Eight of the 14 native bird species occurring at Hakalau are endangered. Thirteen migratory bird species and 20 introduced species, including eight game birds, as well as the endangered ʻopeʻapeʻa (Hawaiian hoary bat, Lasiurus cinereus semotus) also frequent the refuge. Twenty-nine rare plant species are known from the refuge and adjacent lands. Twelve are currently listed as endangered. Two endangered lobelias have fewer than five plants known to exist in the wild.

==Climate==

According to the Köppen Climate Classification system, Hakalau has an oceanic climate, abbreviated "Cfb" on climate maps. The hottest temperature recorded in Hakalau was 81 F on July 17, 2002, while the coldest temperature recorded was 30 F on February 10, 2021.

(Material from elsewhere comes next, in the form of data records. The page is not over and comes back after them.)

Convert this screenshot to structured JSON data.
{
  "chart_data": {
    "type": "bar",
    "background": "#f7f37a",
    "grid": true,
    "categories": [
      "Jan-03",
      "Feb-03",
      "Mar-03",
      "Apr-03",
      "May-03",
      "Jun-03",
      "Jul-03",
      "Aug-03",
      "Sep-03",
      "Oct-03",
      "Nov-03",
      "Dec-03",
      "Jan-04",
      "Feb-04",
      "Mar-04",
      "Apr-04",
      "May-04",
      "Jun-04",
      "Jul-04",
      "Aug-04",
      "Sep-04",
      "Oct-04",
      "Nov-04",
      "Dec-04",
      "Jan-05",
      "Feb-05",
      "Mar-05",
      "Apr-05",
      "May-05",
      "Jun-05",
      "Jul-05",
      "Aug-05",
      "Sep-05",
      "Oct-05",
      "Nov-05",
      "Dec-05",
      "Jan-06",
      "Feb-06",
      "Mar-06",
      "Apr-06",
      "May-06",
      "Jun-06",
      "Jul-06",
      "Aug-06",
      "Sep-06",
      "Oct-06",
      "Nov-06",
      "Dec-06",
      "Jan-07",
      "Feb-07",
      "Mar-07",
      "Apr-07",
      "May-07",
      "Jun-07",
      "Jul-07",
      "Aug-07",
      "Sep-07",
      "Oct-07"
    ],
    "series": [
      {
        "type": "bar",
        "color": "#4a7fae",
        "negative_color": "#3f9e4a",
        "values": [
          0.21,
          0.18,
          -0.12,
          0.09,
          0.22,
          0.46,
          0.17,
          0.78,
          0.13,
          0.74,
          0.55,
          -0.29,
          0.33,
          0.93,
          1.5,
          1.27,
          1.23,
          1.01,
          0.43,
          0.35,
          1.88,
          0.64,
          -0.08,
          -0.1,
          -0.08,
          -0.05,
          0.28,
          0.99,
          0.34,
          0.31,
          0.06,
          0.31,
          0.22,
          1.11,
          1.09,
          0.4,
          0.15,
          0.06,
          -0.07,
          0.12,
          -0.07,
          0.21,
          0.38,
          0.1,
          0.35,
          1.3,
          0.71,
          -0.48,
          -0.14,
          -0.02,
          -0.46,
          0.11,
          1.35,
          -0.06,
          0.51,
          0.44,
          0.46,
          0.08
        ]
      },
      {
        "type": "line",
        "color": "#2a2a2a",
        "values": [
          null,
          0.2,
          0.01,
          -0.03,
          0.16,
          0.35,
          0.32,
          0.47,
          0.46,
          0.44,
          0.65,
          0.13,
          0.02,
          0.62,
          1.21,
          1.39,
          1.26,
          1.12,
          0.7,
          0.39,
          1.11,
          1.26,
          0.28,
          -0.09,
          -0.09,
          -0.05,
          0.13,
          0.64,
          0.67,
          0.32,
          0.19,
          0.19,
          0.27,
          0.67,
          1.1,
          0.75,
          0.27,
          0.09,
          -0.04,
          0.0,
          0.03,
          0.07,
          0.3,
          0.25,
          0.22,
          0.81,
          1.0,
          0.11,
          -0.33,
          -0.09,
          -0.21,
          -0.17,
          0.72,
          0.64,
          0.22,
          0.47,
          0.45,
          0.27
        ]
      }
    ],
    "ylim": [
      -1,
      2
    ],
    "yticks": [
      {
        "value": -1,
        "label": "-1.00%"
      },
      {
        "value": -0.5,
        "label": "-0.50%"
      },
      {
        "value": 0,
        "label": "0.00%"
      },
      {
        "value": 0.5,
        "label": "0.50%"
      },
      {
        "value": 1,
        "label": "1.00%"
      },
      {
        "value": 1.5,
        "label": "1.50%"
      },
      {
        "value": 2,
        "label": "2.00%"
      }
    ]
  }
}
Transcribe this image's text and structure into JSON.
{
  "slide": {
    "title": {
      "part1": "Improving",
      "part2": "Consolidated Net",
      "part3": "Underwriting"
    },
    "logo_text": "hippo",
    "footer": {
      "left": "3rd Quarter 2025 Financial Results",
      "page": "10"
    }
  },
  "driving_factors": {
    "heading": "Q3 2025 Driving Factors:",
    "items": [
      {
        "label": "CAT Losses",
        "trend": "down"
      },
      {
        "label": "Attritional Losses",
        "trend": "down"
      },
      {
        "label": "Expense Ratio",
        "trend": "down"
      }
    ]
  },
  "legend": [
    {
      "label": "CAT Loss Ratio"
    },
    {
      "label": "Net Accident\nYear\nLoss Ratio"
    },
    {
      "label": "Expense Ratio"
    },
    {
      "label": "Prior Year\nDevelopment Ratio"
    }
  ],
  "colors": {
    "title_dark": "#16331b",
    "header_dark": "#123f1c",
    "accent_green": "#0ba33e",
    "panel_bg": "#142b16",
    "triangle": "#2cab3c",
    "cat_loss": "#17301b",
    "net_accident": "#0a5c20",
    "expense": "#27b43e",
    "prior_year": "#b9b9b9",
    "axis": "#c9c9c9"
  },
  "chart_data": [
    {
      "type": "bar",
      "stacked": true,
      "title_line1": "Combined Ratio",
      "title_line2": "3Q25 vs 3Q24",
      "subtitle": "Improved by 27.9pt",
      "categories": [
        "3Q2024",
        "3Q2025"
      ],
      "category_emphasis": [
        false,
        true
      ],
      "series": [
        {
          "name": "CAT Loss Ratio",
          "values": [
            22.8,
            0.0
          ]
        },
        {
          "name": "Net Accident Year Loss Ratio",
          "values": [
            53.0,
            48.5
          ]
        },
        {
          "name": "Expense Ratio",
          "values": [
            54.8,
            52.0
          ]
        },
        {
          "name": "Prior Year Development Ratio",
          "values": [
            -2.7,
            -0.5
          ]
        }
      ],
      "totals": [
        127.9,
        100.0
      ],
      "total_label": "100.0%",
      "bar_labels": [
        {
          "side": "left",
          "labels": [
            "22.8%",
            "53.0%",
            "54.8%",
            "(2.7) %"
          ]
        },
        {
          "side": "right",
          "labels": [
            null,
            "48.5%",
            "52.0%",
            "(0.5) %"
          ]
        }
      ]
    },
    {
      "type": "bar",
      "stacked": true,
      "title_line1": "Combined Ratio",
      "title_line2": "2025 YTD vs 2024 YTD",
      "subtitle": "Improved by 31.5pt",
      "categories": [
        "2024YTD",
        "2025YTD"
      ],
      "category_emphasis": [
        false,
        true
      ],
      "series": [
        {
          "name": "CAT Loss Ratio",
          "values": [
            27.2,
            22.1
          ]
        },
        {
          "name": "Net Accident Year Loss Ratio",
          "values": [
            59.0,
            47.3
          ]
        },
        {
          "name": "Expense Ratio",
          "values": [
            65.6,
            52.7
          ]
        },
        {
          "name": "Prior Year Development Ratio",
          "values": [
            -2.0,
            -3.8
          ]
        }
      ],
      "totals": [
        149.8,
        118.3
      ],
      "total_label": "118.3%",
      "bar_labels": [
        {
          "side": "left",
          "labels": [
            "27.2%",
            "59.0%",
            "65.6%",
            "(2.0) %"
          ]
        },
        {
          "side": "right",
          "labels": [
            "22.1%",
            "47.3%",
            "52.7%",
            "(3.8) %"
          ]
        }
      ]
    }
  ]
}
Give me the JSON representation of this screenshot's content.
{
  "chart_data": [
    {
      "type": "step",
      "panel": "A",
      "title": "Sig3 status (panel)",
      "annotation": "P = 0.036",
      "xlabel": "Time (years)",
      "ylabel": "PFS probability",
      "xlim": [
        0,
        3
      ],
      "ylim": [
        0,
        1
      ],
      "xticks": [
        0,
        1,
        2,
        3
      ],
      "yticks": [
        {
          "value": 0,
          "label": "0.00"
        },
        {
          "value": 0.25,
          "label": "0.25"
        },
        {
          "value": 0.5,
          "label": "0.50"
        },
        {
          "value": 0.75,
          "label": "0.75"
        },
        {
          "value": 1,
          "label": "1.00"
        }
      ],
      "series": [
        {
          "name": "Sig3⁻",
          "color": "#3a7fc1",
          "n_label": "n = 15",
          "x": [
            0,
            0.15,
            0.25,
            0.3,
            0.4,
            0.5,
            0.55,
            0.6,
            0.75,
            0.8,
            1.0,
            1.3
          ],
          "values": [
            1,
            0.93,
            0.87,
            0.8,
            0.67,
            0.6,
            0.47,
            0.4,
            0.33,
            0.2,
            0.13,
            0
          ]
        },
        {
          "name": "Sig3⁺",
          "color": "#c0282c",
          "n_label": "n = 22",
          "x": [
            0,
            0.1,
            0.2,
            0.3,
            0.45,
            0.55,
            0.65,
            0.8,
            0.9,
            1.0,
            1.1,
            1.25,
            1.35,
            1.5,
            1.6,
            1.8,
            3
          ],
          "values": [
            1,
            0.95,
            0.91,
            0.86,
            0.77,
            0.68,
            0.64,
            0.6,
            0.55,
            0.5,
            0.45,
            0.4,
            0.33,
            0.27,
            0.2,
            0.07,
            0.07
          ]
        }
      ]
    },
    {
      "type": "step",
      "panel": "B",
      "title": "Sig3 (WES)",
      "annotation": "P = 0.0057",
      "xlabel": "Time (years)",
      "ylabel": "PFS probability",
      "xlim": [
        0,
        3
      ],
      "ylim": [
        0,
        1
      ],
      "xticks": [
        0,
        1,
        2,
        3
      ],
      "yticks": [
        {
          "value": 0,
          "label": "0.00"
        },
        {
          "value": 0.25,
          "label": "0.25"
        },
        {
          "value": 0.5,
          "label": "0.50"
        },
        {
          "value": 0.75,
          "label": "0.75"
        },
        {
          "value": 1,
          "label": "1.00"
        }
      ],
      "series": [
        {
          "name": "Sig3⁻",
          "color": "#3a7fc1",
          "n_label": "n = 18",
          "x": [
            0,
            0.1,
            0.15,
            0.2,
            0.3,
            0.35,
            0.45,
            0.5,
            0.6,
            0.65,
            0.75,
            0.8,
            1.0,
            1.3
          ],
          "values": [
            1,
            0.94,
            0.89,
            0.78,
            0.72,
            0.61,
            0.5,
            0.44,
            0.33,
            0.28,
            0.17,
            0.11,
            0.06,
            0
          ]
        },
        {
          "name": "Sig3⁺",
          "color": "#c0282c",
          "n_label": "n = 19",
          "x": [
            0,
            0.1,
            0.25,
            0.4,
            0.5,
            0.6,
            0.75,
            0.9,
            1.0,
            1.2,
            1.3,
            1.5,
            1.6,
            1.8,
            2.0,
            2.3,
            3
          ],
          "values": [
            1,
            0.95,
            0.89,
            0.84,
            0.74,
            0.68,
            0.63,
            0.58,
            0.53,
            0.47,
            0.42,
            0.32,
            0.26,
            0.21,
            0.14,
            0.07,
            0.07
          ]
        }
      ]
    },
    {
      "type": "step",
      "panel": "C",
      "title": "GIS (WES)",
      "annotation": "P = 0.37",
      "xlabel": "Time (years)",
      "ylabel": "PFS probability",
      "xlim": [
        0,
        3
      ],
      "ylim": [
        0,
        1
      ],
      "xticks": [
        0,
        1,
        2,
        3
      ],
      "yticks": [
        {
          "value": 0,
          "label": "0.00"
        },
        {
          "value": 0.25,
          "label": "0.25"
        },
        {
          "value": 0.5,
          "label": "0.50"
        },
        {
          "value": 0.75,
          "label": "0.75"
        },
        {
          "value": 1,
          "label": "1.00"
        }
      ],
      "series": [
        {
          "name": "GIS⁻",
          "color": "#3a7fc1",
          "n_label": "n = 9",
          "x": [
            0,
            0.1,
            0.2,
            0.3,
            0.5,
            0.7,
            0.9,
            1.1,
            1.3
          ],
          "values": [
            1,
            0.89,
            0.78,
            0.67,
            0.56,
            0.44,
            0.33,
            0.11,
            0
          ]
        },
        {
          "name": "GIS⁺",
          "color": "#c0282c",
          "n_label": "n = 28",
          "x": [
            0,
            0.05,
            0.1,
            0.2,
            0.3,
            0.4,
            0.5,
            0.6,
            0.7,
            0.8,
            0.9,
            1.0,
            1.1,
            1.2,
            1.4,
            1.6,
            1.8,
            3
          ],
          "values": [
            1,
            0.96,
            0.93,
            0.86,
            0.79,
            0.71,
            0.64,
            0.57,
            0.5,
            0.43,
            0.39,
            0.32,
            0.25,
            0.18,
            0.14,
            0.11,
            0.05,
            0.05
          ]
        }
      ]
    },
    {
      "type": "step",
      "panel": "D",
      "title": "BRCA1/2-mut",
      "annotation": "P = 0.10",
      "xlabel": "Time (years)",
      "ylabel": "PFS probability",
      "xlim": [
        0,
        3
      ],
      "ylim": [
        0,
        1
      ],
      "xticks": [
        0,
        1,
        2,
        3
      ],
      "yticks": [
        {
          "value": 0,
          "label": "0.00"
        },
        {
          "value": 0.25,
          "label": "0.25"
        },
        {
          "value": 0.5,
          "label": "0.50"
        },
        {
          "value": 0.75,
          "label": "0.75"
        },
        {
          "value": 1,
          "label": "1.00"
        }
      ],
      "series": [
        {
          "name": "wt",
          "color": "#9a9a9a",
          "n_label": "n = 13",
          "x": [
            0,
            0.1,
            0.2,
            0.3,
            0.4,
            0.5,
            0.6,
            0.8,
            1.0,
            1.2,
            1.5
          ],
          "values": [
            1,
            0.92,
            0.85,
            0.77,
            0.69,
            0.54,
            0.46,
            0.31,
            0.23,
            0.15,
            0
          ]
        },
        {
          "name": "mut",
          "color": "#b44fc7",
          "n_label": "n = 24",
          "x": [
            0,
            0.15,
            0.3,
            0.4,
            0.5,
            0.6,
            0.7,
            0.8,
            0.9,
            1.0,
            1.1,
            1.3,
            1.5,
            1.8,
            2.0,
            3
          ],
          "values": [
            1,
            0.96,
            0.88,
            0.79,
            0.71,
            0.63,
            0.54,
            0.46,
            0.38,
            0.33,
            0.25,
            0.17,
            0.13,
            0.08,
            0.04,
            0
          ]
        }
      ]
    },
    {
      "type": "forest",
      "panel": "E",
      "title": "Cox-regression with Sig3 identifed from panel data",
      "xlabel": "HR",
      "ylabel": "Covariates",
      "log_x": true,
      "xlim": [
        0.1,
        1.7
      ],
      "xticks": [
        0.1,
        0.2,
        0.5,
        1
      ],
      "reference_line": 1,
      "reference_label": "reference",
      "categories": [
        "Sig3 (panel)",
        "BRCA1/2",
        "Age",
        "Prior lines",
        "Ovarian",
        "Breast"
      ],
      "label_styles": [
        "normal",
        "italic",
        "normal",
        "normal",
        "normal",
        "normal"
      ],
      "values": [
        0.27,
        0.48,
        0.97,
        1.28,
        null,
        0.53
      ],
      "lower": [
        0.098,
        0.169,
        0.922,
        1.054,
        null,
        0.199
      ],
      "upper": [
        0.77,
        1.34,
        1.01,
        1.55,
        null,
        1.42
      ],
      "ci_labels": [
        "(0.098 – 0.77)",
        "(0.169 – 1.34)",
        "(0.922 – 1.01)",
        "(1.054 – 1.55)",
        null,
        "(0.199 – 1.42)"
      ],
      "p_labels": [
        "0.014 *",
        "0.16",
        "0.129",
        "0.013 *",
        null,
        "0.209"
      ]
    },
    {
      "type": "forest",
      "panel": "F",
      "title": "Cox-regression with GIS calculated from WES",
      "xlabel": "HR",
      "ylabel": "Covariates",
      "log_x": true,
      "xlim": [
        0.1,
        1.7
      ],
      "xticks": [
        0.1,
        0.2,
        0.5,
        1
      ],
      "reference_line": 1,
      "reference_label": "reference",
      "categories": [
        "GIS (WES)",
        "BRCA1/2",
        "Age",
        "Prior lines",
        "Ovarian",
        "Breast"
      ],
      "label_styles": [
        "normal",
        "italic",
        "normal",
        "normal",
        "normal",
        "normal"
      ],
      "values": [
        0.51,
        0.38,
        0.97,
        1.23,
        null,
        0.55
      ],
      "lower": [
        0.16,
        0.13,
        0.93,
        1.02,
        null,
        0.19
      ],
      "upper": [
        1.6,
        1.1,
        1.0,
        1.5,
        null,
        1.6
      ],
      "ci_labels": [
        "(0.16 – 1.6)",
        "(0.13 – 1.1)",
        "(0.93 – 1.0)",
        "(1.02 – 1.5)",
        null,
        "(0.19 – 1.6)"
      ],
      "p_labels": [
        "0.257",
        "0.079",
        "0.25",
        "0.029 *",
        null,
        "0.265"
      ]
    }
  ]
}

Climate data for Hakalau, Hawaii, 2006–2020 normals, extremes 2002–present
| Month | Jan | Feb | Mar | Apr | May | Jun | Jul | Aug | Sep | Oct | Nov | Dec | Year |
| Record high °F (°C) | 76 (24) | 76 (24) | 72 (22) | 77 (25) | 76 (24) | 77 (25) | 81 (27) | 78 (26) | 75 (24) | 77 (25) | 77 (25) | 76 (24) | 81 (27) |
| Mean maximum °F (°C) | 71.7 (22.1) | 70.1 (21.2) | 67.7 (19.8) | 68.8 (20.4) | 70.3 (21.3) | 72.8 (22.7) | 73.7 (23.2) | 73.7 (23.2) | 71.3 (21.8) | 72.3 (22.4) | 71.1 (21.7) | 71.5 (21.9) | 75.7 (24.3) |
| Mean daily maximum °F (°C) | 62.9 (17.2) | 61.1 (16.2) | 60.3 (15.7) | 61.7 (16.5) | 63.2 (17.3) | 65.6 (18.7) | 66.6 (19.2) | 67.1 (19.5) | 65.5 (18.6) | 65.6 (18.7) | 63.6 (17.6) | 62.6 (17.0) | 63.8 (17.7) |
| Daily mean °F (°C) | 52.0 (11.1) | 50.9 (10.5) | 51.1 (10.6) | 52.2 (11.2) | 53.2 (11.8) | 54.9 (12.7) | 56.0 (13.3) | 56.5 (13.6) | 55.5 (13.1) | 55.7 (13.2) | 53.9 (12.2) | 52.8 (11.6) | 53.7 (12.1) |
| Mean daily minimum °F (°C) | 41.0 (5.0) | 40.6 (4.8) | 41.9 (5.5) | 42.6 (5.9) | 43.3 (6.3) | 44.3 (6.8) | 45.4 (7.4) | 46.0 (7.8) | 45.4 (7.4) | 45.8 (7.7) | 44.2 (6.8) | 42.9 (6.1) | 43.6 (6.4) |
| Mean minimum °F (°C) | 34.3 (1.3) | 33.1 (0.6) | 35.1 (1.7) | 35.4 (1.9) | 37.1 (2.8) | 37.9 (3.3) | 38.9 (3.8) | 39.5 (4.2) | 39.3 (4.1) | 39.7 (4.3) | 36.7 (2.6) | 36.1 (2.3) | 32.2 (0.1) |
| Record low °F (°C) | 31 (−1) | 30 (−1) | 30 (−1) | 33 (1) | 33 (1) | 36 (2) | 35 (2) | 35 (2) | 36 (2) | 36 (2) | 34 (1) | 33 (1) | 30 (−1) |
Source: National Weather Service

==Recreation==
To prevent spread of Rapid ʻŌhiʻa Death, the refuge is closed to self-guided visits. Guided visits on a commercial tour can be arranged for hiking and birdwatching.